Misc Technical Definitions

Intro

A growing collection of technical terms and their definitions. I've found that I tend to know stuff but not its name. Speaking the correct terms is always important in conveying the message across. So, I'll be trying to keep a list of terms that I tend to forget hoping they come in handy someday.

Backend

  1. Index

    Searching any data becomes much faster if the data is sorted (think binary search, we can stop early, etc). An index is a data structure that holds pointers to the original data but is sorted; so we don't actually sort the data but keep a sorted copy at hand. It makes writing new data a bit slower and takes additional space but hey searching now becomes much faster.

  2. Clustered Index

  3. NonClustered Index

  4. Normalization

    Is a process for reducing data redundancy and increasing its integrity (less chance of inserting inconsistent data). This is a very well-defined and academic process as outlined in the normal forms.

  5. Normal Forms

    To satisfy a form, all forms below it must be satisfied first. Satisfying all the third normal form is what we usually refer to as a normalized database.

    1. First Normal Form: Data is atomic; i.e. a column cannot be broken down into sub-columns. No lists nor
    2. Second Normal Form: All columns depends on the key in its entirety; no column should depend on a subset of the key
    3. Third Normal Form: All columns depends only on the key; no column depend on another non-key column.
  6. DeNormalization

    Is a process to increase the read performance at the expense of write performance. Basically we add redundant data in some table to allow us to retrieve it later without joins.

Frontend

  1. Hoisting (Javascript)

    Although javascript is an interpreted language, the compiler performs a first pass through the code (taking note of variables defined with var and functions) then actually executing the code on the 2nd pass. Hence, during the 2nd pass, all var defined variables will be undefined in their function block (yes, before they are actually declared) and while functions will have their declaration ready.

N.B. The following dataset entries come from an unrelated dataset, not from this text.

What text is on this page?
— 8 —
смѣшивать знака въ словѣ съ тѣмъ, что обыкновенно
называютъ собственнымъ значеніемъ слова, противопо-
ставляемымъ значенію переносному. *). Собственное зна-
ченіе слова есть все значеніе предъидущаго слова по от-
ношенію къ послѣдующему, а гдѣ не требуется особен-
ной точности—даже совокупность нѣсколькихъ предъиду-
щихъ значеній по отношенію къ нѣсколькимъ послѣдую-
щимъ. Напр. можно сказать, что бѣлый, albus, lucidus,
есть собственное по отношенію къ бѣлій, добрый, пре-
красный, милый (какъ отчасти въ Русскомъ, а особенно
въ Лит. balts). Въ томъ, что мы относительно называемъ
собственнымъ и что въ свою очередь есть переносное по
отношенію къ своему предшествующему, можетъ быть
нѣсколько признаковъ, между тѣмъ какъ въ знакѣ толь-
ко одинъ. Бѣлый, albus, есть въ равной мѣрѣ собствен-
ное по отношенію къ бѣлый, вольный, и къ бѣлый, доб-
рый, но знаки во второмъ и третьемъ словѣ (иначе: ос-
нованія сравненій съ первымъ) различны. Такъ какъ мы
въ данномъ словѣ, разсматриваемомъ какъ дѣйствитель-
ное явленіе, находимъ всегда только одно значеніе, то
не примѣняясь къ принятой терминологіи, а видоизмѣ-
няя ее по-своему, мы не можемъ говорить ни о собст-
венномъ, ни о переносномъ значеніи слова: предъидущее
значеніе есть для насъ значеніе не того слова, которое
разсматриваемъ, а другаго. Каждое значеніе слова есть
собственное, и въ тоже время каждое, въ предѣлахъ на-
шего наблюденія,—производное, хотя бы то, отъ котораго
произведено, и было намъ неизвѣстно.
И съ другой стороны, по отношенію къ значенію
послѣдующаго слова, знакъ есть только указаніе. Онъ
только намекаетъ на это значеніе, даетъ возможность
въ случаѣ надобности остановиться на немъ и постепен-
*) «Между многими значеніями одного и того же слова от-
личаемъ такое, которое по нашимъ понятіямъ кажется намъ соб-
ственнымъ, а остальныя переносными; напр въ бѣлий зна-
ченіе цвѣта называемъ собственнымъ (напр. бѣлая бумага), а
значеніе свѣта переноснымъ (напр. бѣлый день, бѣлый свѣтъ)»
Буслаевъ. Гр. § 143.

When using let or const instead of var, variables are still hoisted, but they are not initialized to undefined.

  2. Coercion (Javascript)

    Javascript terms for type casting. The reason why 1 + true = 2; true is coerced into 1 and 1+1 = 2. That's why we should use === for comparisons since it doesn't coerce. Note that in JS, only the following 6 values are falsy:

    1. false
    2. 0
    3. "" and ''
    4. null
    5. undefined
    6. NaN
  3. Debouncing

    Originating from electrical engineering, bouncing is the tendency of any two metal contacts to generate multiple signals as the contacts open or close. Debouncing is what we do to make sure only one signal is received.

General Algorithms, Data Structures & Design Patterns

  1. Shamir's Secret Sharing

    A form of secret sharing where the secret is divided into parts and minimum of N (i.e. threshold) parts is required to reconstruct the original secret. Note that if any number of parts < N is compromised, then we can be sure that the secret have not been compromised yet.

  2. Thundering herd problem

    When a number of processes (or threads) where all waiting for a particular resource and all are awoken at the same time and start competing for that shared resource while only one of them is allowed to consume that resources at that time.

  3. HATEOAS

    Hypertext As The Engine Of Application State; All future actions that a client may takes are discovered with resource representation return from the service. In plain english, included with the returned data are all the links for further actions to be taken against this same resource. The classic example for this is a bank account the returns on GET all links to the deposit, transfer, withdraw and close but if the account is overdrawn, then only deposit will be returned to indicate that it is the only allowed operation for the current account state.

  4. SOLID

    • Single responsibility principle: A class should have only a single responsibility
    • Open-Closed principle: software entities should be open for extension and closed for modification.
    • Liskov substitution principle: Objects should be replaceable with their subtypes.
    • Interface Segregation principle: Many client-specific interfaces is better that one general purpose interface
    • Dependency Injection principle: depend upon abstractions not concretions.
  5. Big O

    The language and metric used to describe the efficiency of algorithms. We use it for both Time and Space complexity. Don't forget for each algorithm, there are three cases; Best, Worst, and Expected.

  6. Robustness principle/Postel's law

    When it comes to API design, Be conservative in what you send, be liberal in what you accept; output the minimum and no more and consume what you need and discard the rest.

  7. Canary deployment

    Also known as blue/green, red/black, or purple/red deployment, is the idea of releasing a new version of an application and only allowing a small percentage of traffic to reach it.